Discussion
This systematic review included 36 trials for both acute and preventive treatments for menstrual migraine. Articles were further subdivided by category of treatment, which included triptans (7 studies for acute and 8 for preventive), combined therapy (2 studies for acute and 2 for preventive), prostaglandin synthesis inhibitor (1 study for acute), ergot alkaloid (1 study for acute), oral contraceptive (3 studies for preventive), estrogen (1 study for preventive), NSAID (1 study for preventive), phytoestrogens (2 studies for preventive), vitamin (1 study for preventive), GnRH agonist (2 studies for preventive), dopamine agonist (1 for preventive), mineral (1 for preventive), and nonpharmacological treatment (2 for preventive). Studies were selected by an extensive search across 4 different databases.

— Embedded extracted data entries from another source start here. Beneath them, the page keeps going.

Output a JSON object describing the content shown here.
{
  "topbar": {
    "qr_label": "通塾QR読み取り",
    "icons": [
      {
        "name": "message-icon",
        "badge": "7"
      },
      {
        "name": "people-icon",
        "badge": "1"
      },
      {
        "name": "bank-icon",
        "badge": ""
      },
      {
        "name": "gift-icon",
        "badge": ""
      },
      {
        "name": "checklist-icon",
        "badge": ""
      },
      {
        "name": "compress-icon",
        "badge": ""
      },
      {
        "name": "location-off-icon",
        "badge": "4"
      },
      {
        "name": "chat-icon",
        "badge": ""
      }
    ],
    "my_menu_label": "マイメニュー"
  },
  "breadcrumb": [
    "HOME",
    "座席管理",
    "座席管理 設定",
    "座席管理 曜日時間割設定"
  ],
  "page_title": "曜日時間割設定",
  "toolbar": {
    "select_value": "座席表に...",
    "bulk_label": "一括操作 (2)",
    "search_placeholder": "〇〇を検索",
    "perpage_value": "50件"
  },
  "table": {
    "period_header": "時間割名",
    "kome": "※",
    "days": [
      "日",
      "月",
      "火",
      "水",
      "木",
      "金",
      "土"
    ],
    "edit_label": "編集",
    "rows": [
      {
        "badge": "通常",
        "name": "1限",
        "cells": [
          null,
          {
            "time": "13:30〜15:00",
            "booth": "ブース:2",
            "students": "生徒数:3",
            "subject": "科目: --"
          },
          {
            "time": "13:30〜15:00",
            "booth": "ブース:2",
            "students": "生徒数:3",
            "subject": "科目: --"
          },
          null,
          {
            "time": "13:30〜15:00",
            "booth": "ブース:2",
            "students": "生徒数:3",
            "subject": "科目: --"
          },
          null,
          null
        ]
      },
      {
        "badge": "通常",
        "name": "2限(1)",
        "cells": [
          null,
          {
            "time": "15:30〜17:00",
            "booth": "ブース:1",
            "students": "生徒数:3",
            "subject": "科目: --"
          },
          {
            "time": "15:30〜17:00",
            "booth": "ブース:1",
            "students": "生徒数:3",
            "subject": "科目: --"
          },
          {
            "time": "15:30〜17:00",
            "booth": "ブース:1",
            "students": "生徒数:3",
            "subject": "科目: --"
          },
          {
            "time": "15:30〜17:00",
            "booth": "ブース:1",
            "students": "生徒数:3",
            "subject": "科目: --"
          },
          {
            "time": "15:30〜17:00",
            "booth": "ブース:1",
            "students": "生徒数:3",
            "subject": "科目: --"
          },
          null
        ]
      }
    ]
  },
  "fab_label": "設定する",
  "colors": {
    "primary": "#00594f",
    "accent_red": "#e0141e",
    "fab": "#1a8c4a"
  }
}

A decision was made to include open label studies and evidence with overall low quality in the final analysis to be both complete, and to include all data available for different treatment categories. A lot of the treatments used in common practice for preventive care of menstrual migraine lack strong supporting evidence for their use. A noticeable observation is that most of the evidence discovered for preventive treatment of menstrual migraine is of overall low quality, which was also reported in a prior evidence-based review by Pringsheim et al.
Triptans had the strongest evidence for both preventative and abortive menstrual migraine therapy, with randomized, placebo controlled trials for the most part. Hu et al published a systematic review of triptans in prevention of menstrual migraine with a meta-analysis in 2013 that included 6 RCTs with the result that frovatriptan and zolmitriptan are the preferred treatment regimens, which is consistent with our findings. Our data analysis showed that frovatriptan is superior to almotriptan and placebo for acute treatment of menstrual migraine with statistically significant results. Frovatriptan is superior to placebo in menstrual migraine prevention. For other triptans, which included naratriptan, sumatriptan, and zolmitriptan for acute treatment, all were superior to placebo. Triptans in prevention of menstrual migraine included frovatriptan, eletriptan, zolmitriptan, naratriptan, and sumatriptan. Frovatritan, naratriptan, and zolmitriptan were all superior to placebo in prevention of menstrual migraine. Studies for prevention with sumatriptan and eletriptan were open label only but both studies showed significant headache reduction. Pringsheim et al published an evidence based review that made recommendation B (based on US Preventive Task Force) for sumatriptan and rizatriptan for acute treatment based on the strength of evidence, which is consistent with our findings. Evidence for other triptans in acute treatment is not as strong. Triptans combined with either dexamethasone (RCT) or dexketoprofen (open label trial) showed significant pain relief. For combination of frovatriptan with combined oral contraceptive (RCT) or transdermal estrogen and naproxen (open label trial), there is an overall decrease in pain with combination therapy.
Other acute treatments discovered in analysis were mefenamic acid and dihydroergotamine. Mefenamic acid was superior to placebo in an RCT. A previous guideline made recommendation B for mefenamic acid for acute treatment based on the publication.
Oral contraceptives are commonly used in prevention of menstrual migraine with the idea to prevent fluctuation in estrogen levels, which may lead to migraine. Only 3 studies met our criteria for final inclusion in this review. All 3 studies are open label, prospective trials and show improvement in outcomes. Given the common use of contraceptives in menstrual migraine prevention, this is an area that requires further research.
For other preventative therapies for menstrual migraine, there is limited evidence. Most studies conducted were open label with small sample size, making evidence weak. Notable exceptions include placebo controlled trials for naproxen, nimesulide, estradiol gel, magnesium, vitamin E, and needling. All of these studies showed improvement of outcomes in the treatment groups with the exception of needling, where no significant differences were found between groups. Phytoestrogens, GnRH agonist, dopamine agonist, LUNA showed improvement in outcomes but all studies had a small sample size and were not blinded, which increases bias. In Pringsheim et al's evidence based review, nimesulide, magnesium, phytoestrogens, and naproxen were given recommendation I given the evidence is of poor quality.